Main-Kinzig-Kreis: Sommerurlaubs-Zeit im Tierheim - 23 Tiere in einer Woche abgegeben

Bereits 2019 haben Corina Wink und ihre Kolleginnen und Kollegen auf diese Entwicklung nicht nur im Main-Kinzig-Kreis hingewiesen, sagt die Tierheimleiterin. Damals habe man eine Petition gegen Online-Tierhandel eingereicht. Während der Corona-Zeit sei eine Verbesserung eingetreten, doch jetzt - mit dem „normalen Leben“ - setze sich diese Entwicklung weiter.

Das Grundproblem für Wink: „Die Leute haben nicht mehr die Fähigkeit, Probleme selbst zu lösen.“ Sobald es Schwierigkeiten mit dem Tier gebe, wolle man es loswerden. Manche Menschen aber geben ihre Tiere auf Zeit in einer Tierpension ab und holen sie wieder ab.

Die Tierheimleiterin erzählt Geschichten, bei denen sich jedem Tierfreund die Haare sträuben: Von Familien, die einen neun Monate alten Hund abgeben, weil er sie „angesprungen und bedroht“ haben soll. Von einer Frau, die ausziehe und ihren elf Jahre alten Hund abgeben müsse – einen Hund, den sie als Welpe besaß. Oder der Mann, der seine zwei Katzen vor dem Tierheim abstellte. Er wurde beobachtet, brachte sie zur Polizei und behauptete, er habe sie gefunden.

Und die Familie, die ein Hamsterpärchen abgeben wollte. Im Nest lagen fünf Junge, das Weibchen war wieder trächtig und das Männchen nicht kastriert. Nach dem Urlaub wolle man das Pärchen holen, da die Kinder „so an den Tieren hingen“ – die Jungtiere könne das Tierheim „ja in Kindergärten verschenken“.

„Das sind nicht irgendwelche Sozialfälle, das sind Leute aus der Mittelschicht. Viele sind mit den Tieren schlichtweg überfordert“, meint sie. Das komme davon, dass Tierhalter ihr Wissen aus dem Internet bezögen – und dort „leider auch oft die Tiere“, sagt Wink.
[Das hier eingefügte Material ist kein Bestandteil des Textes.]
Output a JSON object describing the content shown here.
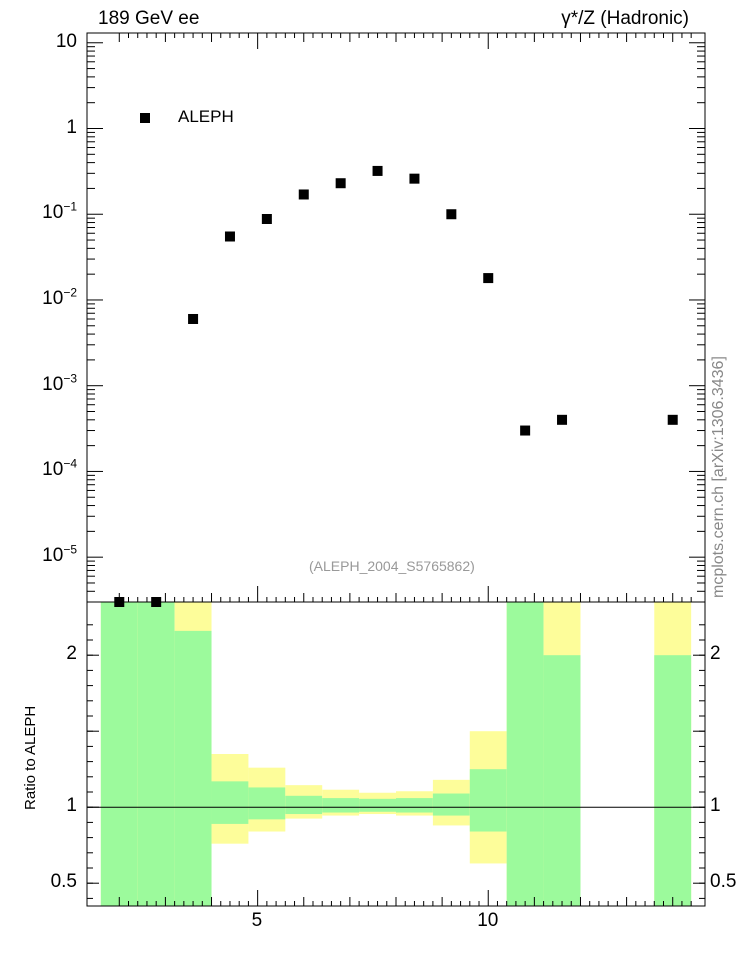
{
  "header": {
    "left": "189 GeV ee",
    "right": "γ*/Z (Hadronic)"
  },
  "side_label": "mcplots.cern.ch [arXiv:1306.3436]",
  "reference": "(ALEPH_2004_S5765862)",
  "legend": {
    "label": "ALEPH",
    "marker_color": "#000000"
  },
  "colors": {
    "band_inner": "#9cfa9c",
    "band_outer": "#fdfd9a",
    "marker": "#000000"
  },
  "chart_data": [
    {
      "type": "scatter",
      "title": "",
      "xlabel": "",
      "ylabel": "",
      "yscale": "log",
      "xlim": [
        1.3,
        14.7
      ],
      "ylim": [
        3e-06,
        13
      ],
      "grid": false,
      "legend_position": "top-left",
      "y_ticks": [
        {
          "base": "10",
          "exp": ""
        },
        {
          "base": "1",
          "exp": ""
        },
        {
          "base": "10",
          "exp": "−1"
        },
        {
          "base": "10",
          "exp": "−2"
        },
        {
          "base": "10",
          "exp": "−3"
        },
        {
          "base": "10",
          "exp": "−4"
        },
        {
          "base": "10",
          "exp": "−5"
        }
      ],
      "series": [
        {
          "name": "ALEPH",
          "x": [
            2.0,
            2.8,
            3.6,
            4.4,
            5.2,
            6.0,
            6.8,
            7.6,
            8.4,
            9.2,
            10.0,
            10.8,
            11.6,
            14.0
          ],
          "y": [
            3e-06,
            3e-06,
            0.006,
            0.055,
            0.088,
            0.17,
            0.23,
            0.32,
            0.26,
            0.1,
            0.018,
            0.0003,
            0.0004,
            0.0004
          ]
        }
      ]
    },
    {
      "type": "area",
      "title": "",
      "xlabel": "",
      "ylabel": "Ratio to ALEPH",
      "xlim": [
        1.3,
        14.7
      ],
      "ylim": [
        0.35,
        2.35
      ],
      "grid": false,
      "x_ticks": [
        "5",
        "10"
      ],
      "y_ticks": [
        "2",
        "1",
        "0.5"
      ],
      "reference_line": 1,
      "bins": [
        {
          "lo": 1.6,
          "hi": 2.4,
          "inner": [
            0.35,
            2.35
          ],
          "outer": [
            0.35,
            2.35
          ]
        },
        {
          "lo": 2.4,
          "hi": 3.2,
          "inner": [
            0.35,
            2.35
          ],
          "outer": [
            0.35,
            2.35
          ]
        },
        {
          "lo": 3.2,
          "hi": 4.0,
          "inner": [
            0.35,
            2.16
          ],
          "outer": [
            0.35,
            2.35
          ]
        },
        {
          "lo": 4.0,
          "hi": 4.8,
          "inner": [
            0.89,
            1.17
          ],
          "outer": [
            0.76,
            1.35
          ]
        },
        {
          "lo": 4.8,
          "hi": 5.6,
          "inner": [
            0.92,
            1.13
          ],
          "outer": [
            0.84,
            1.26
          ]
        },
        {
          "lo": 5.6,
          "hi": 6.4,
          "inner": [
            0.955,
            1.075
          ],
          "outer": [
            0.925,
            1.145
          ]
        },
        {
          "lo": 6.4,
          "hi": 7.2,
          "inner": [
            0.965,
            1.06
          ],
          "outer": [
            0.945,
            1.115
          ]
        },
        {
          "lo": 7.2,
          "hi": 8.0,
          "inner": [
            0.97,
            1.055
          ],
          "outer": [
            0.955,
            1.095
          ]
        },
        {
          "lo": 8.0,
          "hi": 8.8,
          "inner": [
            0.965,
            1.06
          ],
          "outer": [
            0.945,
            1.105
          ]
        },
        {
          "lo": 8.8,
          "hi": 9.6,
          "inner": [
            0.945,
            1.09
          ],
          "outer": [
            0.88,
            1.18
          ]
        },
        {
          "lo": 9.6,
          "hi": 10.4,
          "inner": [
            0.84,
            1.25
          ],
          "outer": [
            0.63,
            1.5
          ]
        },
        {
          "lo": 10.4,
          "hi": 11.2,
          "inner": [
            0.35,
            2.35
          ],
          "outer": [
            0.35,
            2.35
          ]
        },
        {
          "lo": 11.2,
          "hi": 12.0,
          "inner": [
            0.35,
            2.0
          ],
          "outer": [
            0.35,
            2.35
          ]
        },
        {
          "lo": 13.6,
          "hi": 14.4,
          "inner": [
            0.35,
            2.0
          ],
          "outer": [
            0.35,
            2.35
          ]
        }
      ]
    }
  ]
}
So ist die Lage im Tierheim Fulda-Hünfeld

Auf Anfrage beschreibt das Tierheim Fulda-Hünfeld die aktuelle Lage bei den Hunden wie folgt: „Wir sind voll belegt, und es gibt in der Tat eine Warteliste für Abgabehunde, die nur sehr schwer abzuarbeiten ist.“ Eine Zunahme an Abgabeanfragen allgemein könne allerdings nicht festgestellt werden.

„Wenn eine Familie mit kleinen Kindern zu uns kommt, und ich rate ihnen von einem bestimmten Tier ab, dann sind sie unzufrieden und meinen, dass wir unsere Tiere gar nicht vermitteln wollten. Dann suchen sie sich genau so ein Tier im Internet und stehen einige Tage später bei uns, weil es eben nicht geklappt hat“, berichtet sie.

In Gelnhausen sitzen inzwischen 70 Hunde in 26 Zwingern; seit Januar habe man rund 80 Hunde abweisen müssen, weil kein Platz mehr vorhanden sei. Das wecke nicht nur Unverständnis, sondern regelrechten Zorn: Die Tierheimmitarbeiter würden beschimpft und angeschrien, ärgert sich Wink: „Die Gemeinheit der Menschen, die packen wir nicht mehr.“.

Video: Haustiere aus Corona-Zeit füllen Tierheime

Und sie stellt klar: „Tierheime sind für in Not geratene Tiere da. Ein Tier, das jemandem gehört, der nicht damit zurechtkommt, ist kein in Not geratenes Tier. Es ist erst einmal Privatsache.“ Alte und kranke Tiere, Tiere von Tierhordern, die krankhaft Tiere sammeln, Tiere von Tierquälern oder kranken oder gestorbenen Besitzern „sind die Notfälle, um die wir uns kümmern müssen“.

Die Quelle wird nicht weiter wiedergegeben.